В «Книге Ура Линды», утверждает немецкий исследователь вслед за голландским оппонентом Вирта де Йонгом, мы обнаруживаем совершенно ясный план повествования и не менее ясную — притом откровенно пессимистическую — концепцию истории. Эпоха, предшествующая гибели Атлантиды, — время, когда фризы не ведали ни забот, ни страданий, — соответствует библейскому раю, покинув который дети Фрейи вступают на тяжкий путь всемирной истории7 .
Это наблюдение — первое среди многих, позволяющих Хюбнеру сделать убийственный в условиях Третьего рейха вывод о зависимости Вирта от библейской традиции.
Однако и на этом Хюбнер не останавливается. По вполне понятным причинам он особое внимание уделяет вопросу о религиозном содержании хроники. И находит его совершенно неудовлетворительным и непригодным для национал-социалистической Г ермании.

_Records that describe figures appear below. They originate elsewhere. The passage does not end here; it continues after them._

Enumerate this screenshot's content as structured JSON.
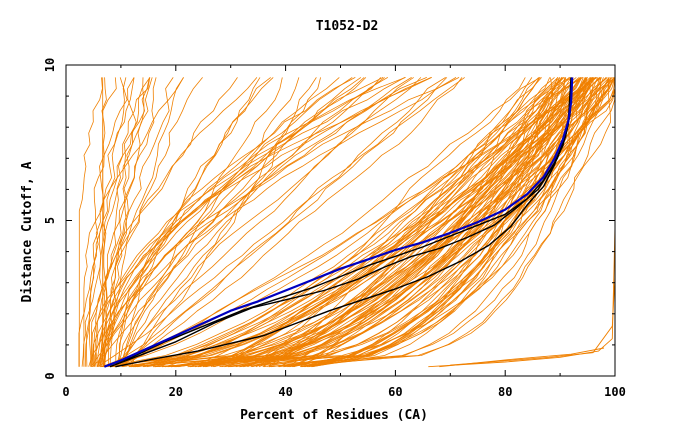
{
  "chart_data": {
    "type": "line",
    "title": "T1052-D2",
    "xlabel": "Percent of Residues (CA)",
    "ylabel": "Distance Cutoff, A",
    "xlim": [
      0,
      100
    ],
    "ylim": [
      0,
      10
    ],
    "x_ticks": [
      0,
      20,
      40,
      60,
      80,
      100
    ],
    "y_ticks": [
      0,
      5,
      10
    ],
    "x_tick_labels": [
      "0",
      "20",
      "40",
      "60",
      "80",
      "100"
    ],
    "y_tick_labels": [
      "0",
      "5",
      "10"
    ],
    "grid": false,
    "legend": "none",
    "colors": {
      "background_series": "#f08000",
      "reference": "#000000",
      "highlight": "#0000c0"
    },
    "background_count": 150,
    "background_seed": 1052,
    "highlight_series": {
      "color": "#0000c0",
      "points": [
        [
          7,
          0.3
        ],
        [
          10,
          0.5
        ],
        [
          15,
          0.9
        ],
        [
          20,
          1.3
        ],
        [
          25,
          1.7
        ],
        [
          30,
          2.1
        ],
        [
          35,
          2.4
        ],
        [
          40,
          2.75
        ],
        [
          45,
          3.1
        ],
        [
          50,
          3.45
        ],
        [
          55,
          3.75
        ],
        [
          60,
          4.05
        ],
        [
          65,
          4.3
        ],
        [
          70,
          4.6
        ],
        [
          75,
          4.95
        ],
        [
          80,
          5.35
        ],
        [
          84,
          5.85
        ],
        [
          87,
          6.4
        ],
        [
          89,
          7.0
        ],
        [
          90.5,
          7.6
        ],
        [
          91.5,
          8.2
        ],
        [
          92,
          8.8
        ],
        [
          92.2,
          9.6
        ]
      ]
    },
    "reference_series": [
      {
        "points": [
          [
            7,
            0.3
          ],
          [
            12,
            0.6
          ],
          [
            18,
            1.1
          ],
          [
            25,
            1.6
          ],
          [
            32,
            2.1
          ],
          [
            38,
            2.45
          ],
          [
            45,
            2.85
          ],
          [
            50,
            3.2
          ],
          [
            55,
            3.55
          ],
          [
            60,
            3.85
          ],
          [
            65,
            4.15
          ],
          [
            70,
            4.5
          ],
          [
            75,
            4.85
          ],
          [
            80,
            5.2
          ],
          [
            84,
            5.7
          ],
          [
            87,
            6.3
          ],
          [
            89.5,
            7.0
          ],
          [
            91,
            7.7
          ],
          [
            91.8,
            8.4
          ],
          [
            92.2,
            9.6
          ]
        ]
      },
      {
        "points": [
          [
            8,
            0.3
          ],
          [
            14,
            0.7
          ],
          [
            20,
            1.1
          ],
          [
            27,
            1.7
          ],
          [
            34,
            2.2
          ],
          [
            40,
            2.45
          ],
          [
            47,
            2.75
          ],
          [
            53,
            3.1
          ],
          [
            58,
            3.5
          ],
          [
            63,
            3.85
          ],
          [
            68,
            4.1
          ],
          [
            73,
            4.45
          ],
          [
            78,
            4.85
          ],
          [
            82,
            5.4
          ],
          [
            86,
            6.0
          ],
          [
            88.5,
            6.7
          ],
          [
            90.5,
            7.4
          ],
          [
            91.5,
            8.1
          ],
          [
            92,
            9.6
          ]
        ]
      },
      {
        "points": [
          [
            9,
            0.3
          ],
          [
            16,
            0.55
          ],
          [
            24,
            0.8
          ],
          [
            30,
            1.05
          ],
          [
            36,
            1.3
          ],
          [
            42,
            1.7
          ],
          [
            48,
            2.1
          ],
          [
            54,
            2.45
          ],
          [
            60,
            2.8
          ],
          [
            66,
            3.2
          ],
          [
            72,
            3.7
          ],
          [
            77,
            4.2
          ],
          [
            81,
            4.8
          ],
          [
            84,
            5.5
          ],
          [
            87,
            6.1
          ],
          [
            89,
            6.8
          ],
          [
            90.5,
            7.5
          ],
          [
            91.5,
            8.2
          ],
          [
            92,
            9.6
          ]
        ]
      }
    ]
  }
}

Первое, что отмечает Хюбнер в связи с этим,— откровенно презрительное отношение автора «Книги Ура Линды» ко всякого рода суевериям. Так, повелитель варваров-оккупантов Маги — одновременно монарх и первосвященник, своего рода колдун, намеренно удерживающий подвластный ему народ в состоянии невежества и этим укрепляющий собственное господство. И именно насаждаемой им «религии волшебства» (Zauberreligion) в книге противопоставляется возвышенная религия фризов.
Что же представляет собой эта религия? По мнению Хюбнера, — вариант монотеизма, хотя и не лишенного пантеистических черт, и к тому же сугубо рационалистического, абстрактного и «бесчувственного» (unsinnhafter). Иными словами, это не что иное, как разновидность просветительской религии разума72.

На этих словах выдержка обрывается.